Şaşkın ve çocuksu bir havaya bürünmüştü Piyer. Gözlüklerinin ardından bir ona bir öbürüne bakıyordu. Bir ara ayağa kalkmaya davrandı ama sonra vazgeçti. Tam o sırada Küçük Prenses, “Bay Piyer’in burada olması bir şeyi değiştirmez.” dedi.

Birden gerginleşmişti güzel yüzü. Ağlamamak için kendisini zor tutarak şöyle devam etti: “Uzun süreden beridir sormak istiyordum sana Andrey, niçin bana karşı bu kadar değiştin? Ne yaptım ki sana ben? Tutturmuş, ille de savaşa gideceğim diyorsun. Bana hiç acımıyorsun, kabul ama niçin?”

“Lise!” demekle yetindi Prens Andrey.

Ama bu sözde hem bir rica hem bir tehdit ve özellikle de genç Prenses’in kendi sözlerinden pişmanlık duyacağı kanaati gizliydi. Ancak Prenses, yine de soluk soluğa devam etti: “Hastaymışım ya da bir çocukmuşum gibi davranıyorsun bana. Her şeyi görüyor ve değerlendiriyorum. Altı ay önce böyle miydin?”
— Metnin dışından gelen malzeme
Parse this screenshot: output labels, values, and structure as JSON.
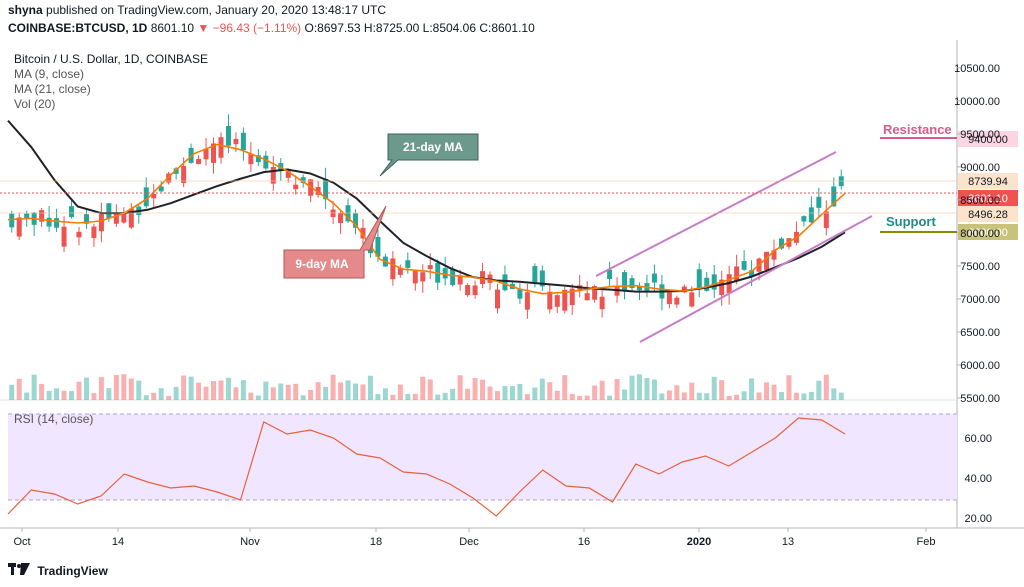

Prens Andrey, daha da katı bir tonla konuştu: “Lise, lütfen kes artık!”

Arkadaşıyla karısı arasındaki bu gergin konuşma sırasında sinirleri iyice bozulan Piyer, ayağa kalkmış ve Prenses’e doğru ilerlemişti. Gözyaşı görmeye katlanamıyor gibi bir hâli vardı, neredeyse ağlayacaktı o da.

“Sakin olun, Prenses.” dedi. “Siz öyle sanıyorsunuz… Sanırım aldanıyorsunuz… Yani eminim… Eminim zira ben de… Şey… Hayır hayır… Hiçbir şey yok… Bağışlayın beni ne olur… Burada bir üçüncü kişi fazla… Lütfen sakin olun… İyi akşamlar…”

Prens Andrey, kolundan yakalamıştı onu.

“Hayır dur, Piyer. Prenses, geceyi seninle birlikte geçirmek zevkinden beni yoksun bırakmayacak kadar iyi bir insandır.”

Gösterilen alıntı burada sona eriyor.